Geçirdiği sarılık zamanla siroza dönüşen 21 yaşındaki İbrahim Kara, kadavradan nakledilen karaciğer ile yeniden hayata tutundu. 56 yaşında beyin ölümü gerçekleşen hastanın karaciğeriyle hayata tutunan İbrahim Kara, “Resmini telefonuma kapak fotoğrafı yaptım, kendisine her gün dua ediyorum. Hayatımın sonuna kadar ne yapsam 56 yaşındaki birinin bendeki hakkını, ailesinin yaptığı büyük fedakarlığı, iyiliği ödeyemem.

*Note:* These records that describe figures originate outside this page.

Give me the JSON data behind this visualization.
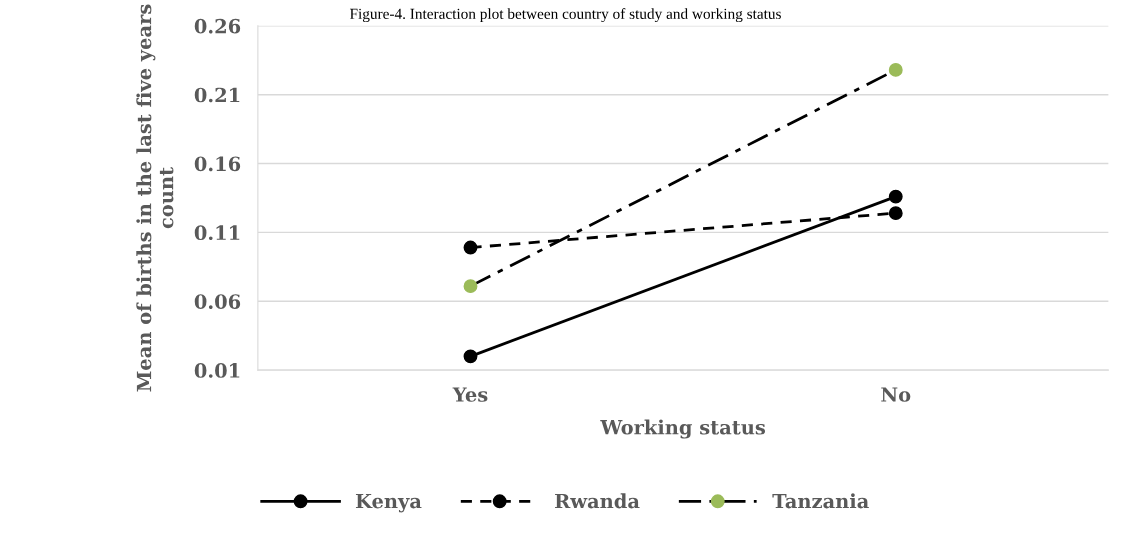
{
  "chart_data": {
    "type": "line",
    "title": "Figure-4. Interaction plot between country of study and working status",
    "xlabel": "Working status",
    "ylabel": "Mean of births in the last five years count",
    "categories": [
      "Yes",
      "No"
    ],
    "series": [
      {
        "name": "Kenya",
        "color": "#000000",
        "line_style": "solid",
        "values": [
          0.02,
          0.136
        ]
      },
      {
        "name": "Rwanda",
        "color": "#000000",
        "line_style": "dashed",
        "values": [
          0.099,
          0.124
        ]
      },
      {
        "name": "Tanzania",
        "color": "#000000",
        "colors": [
          "#9bbb59",
          "#9bbb59"
        ],
        "line_style": "dashdot",
        "values": [
          0.071,
          0.228
        ]
      }
    ],
    "ylim": [
      0.01,
      0.26
    ],
    "yticks": [
      0.01,
      0.06,
      0.11,
      0.16,
      0.21,
      0.26
    ],
    "grid": "y",
    "legend": "bottom",
    "marker": "circle"
  }
}
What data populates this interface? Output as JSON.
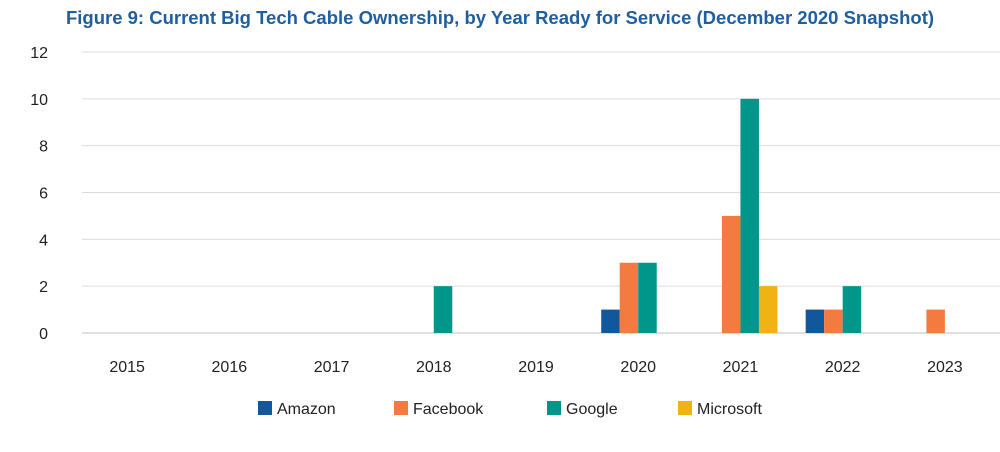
{
  "chart_data": {
    "type": "bar",
    "title": "Figure 9: Current Big Tech Cable Ownership, by Year Ready for Service (December 2020 Snapshot)",
    "xlabel": "",
    "ylabel": "",
    "categories": [
      "2015",
      "2016",
      "2017",
      "2018",
      "2019",
      "2020",
      "2021",
      "2022",
      "2023"
    ],
    "series": [
      {
        "name": "Amazon",
        "color": "#11579b",
        "values": [
          0,
          0,
          0,
          0,
          0,
          1,
          0,
          1,
          0
        ]
      },
      {
        "name": "Facebook",
        "color": "#f47b40",
        "values": [
          0,
          0,
          0,
          0,
          0,
          3,
          5,
          1,
          1
        ]
      },
      {
        "name": "Google",
        "color": "#00968a",
        "values": [
          0,
          0,
          0,
          2,
          0,
          3,
          10,
          2,
          0
        ]
      },
      {
        "name": "Microsoft",
        "color": "#f1b314",
        "values": [
          0,
          0,
          0,
          0,
          0,
          0,
          2,
          0,
          0
        ]
      }
    ],
    "ylim": [
      0,
      12
    ],
    "yticks": [
      "0",
      "2",
      "4",
      "6",
      "8",
      "10",
      "12"
    ],
    "grid": true,
    "legend_position": "bottom"
  }
}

Onlara da hayatım boyunca dua edeceğim.” diyor.

İstanbul'da yaşayan İbrahim Kara'nın, bebekliğinde geçirdiği sarılık zamanla siroza dönüşmüş. 4 kardeşin en küçüğü olan Kara'nın karnında şişme ile başlayan rahatsızlığı yoğun halsizlik, iştahsızlık ve yorgunlukla devam etmiş. Son 1,5 aydır ise kolunu kıpırdatacak hali kalmayan Kara'ya, canlı verici için yapılan araştırmalarda kimsenin karaciğeri uymadı. Organ nakli için Acıbadem Bursa Hastanesi’ne başvuran aile, bir hafta sonra gelen telefonla büyük sevinç yaşadı.

İbrahim Kara için karaciğer nakli, Acıbadem Bursa Hastanesi Genel Cerrahi ve Organ Nakli Uzmanı Prof. Dr. Remzi Emiroğlu ve ekibi tarafından yapıldı. 56 yaşında beyin ölümü gerçekleşen hastanın karaciğeriyle hayata tutunan İbrahim Kara, 2015 yılında Bursa'da ilk karaciğer naklini olduğunu ifade etti. 12 saat süren ameliyatın başarıyla gerçekleştirildiğini belirten Kara, "Yeni bir ciğerle nefes almak çok güzel. Bütün hekimler bana destek oldu, güç verdi, yaşam verdi. Beni hayata bağlayacak ameliyatın Bursa’da yapılacağını birkaç gün önce rüyamda görmüş ve aileme söylemiştim. 224 kodlu bir numaradan aranıyorduk.” dedi.

Acıbadem Bursa Hastanesi Organ Nakli Koordinatörü Dr. Salih Gülten de bugüne dek çok sayıda karaciğer nakli yaptıklarını ve bunun mutluluğunu ekip olarak yaşadıklarını belirtti. Dr. Salih Gülten, şöyle konuştu: “Keşke daha çok insanımızın yüzünü güldürebilsek. Hastalarımızın ve yakınlarının yaşadığı heyecanın aynısını biz de yaşıyoruz. Onların kaderinin bir nakille nasıl değiştiğine tanık oluyoruz. Ailelerin yaptıkları büyük bir fedakârlık ancak kadavradan bağış oranını yükseltip Avrupa seviyelerine çıkarmamız gerekiyor. Karaciğer hastaları için böbrek gibi diyaliz imkanı bulunmadığından, bekleme listelerindeki hastalarımızın çoğunu organ sağlanamadığından, 1 yıl içinde kaybediyoruz. Oysaki organ bağışı ile onları yeniden hayata döndürmek mümkün.” diye konuştu.

Prof. Dr. Emiroğlu da şu görüşleri dile getirdi: “Bu konuda biz hekimlere düşen, iyi bir bilgilendirme yapmaktır. Biz organ bağışı konusunda zorlayıcı olamayız. Toplumumuzda aile bağları çok güçlü, bu da hastalarımız için bir şans. Kadavra bağışı yetersiz olduğundan, aileler bağışçı oluyor.”

Organ naklinin önemini vurgulamaya yönelik çalışmalar son yıllarda çok büyük artış gösterse de kadavradan organ naklinin son derece yetersiz olduğunu, milyonlarca hastanın birçoğunun listeye bile giremeden hayatlarını kaybettiklerini belirten Prof. Emiroğlu, “Bir insanın öldükten sonra yapabileceği en büyük hediye organ bağışıdır.” ifadelerini kullandı.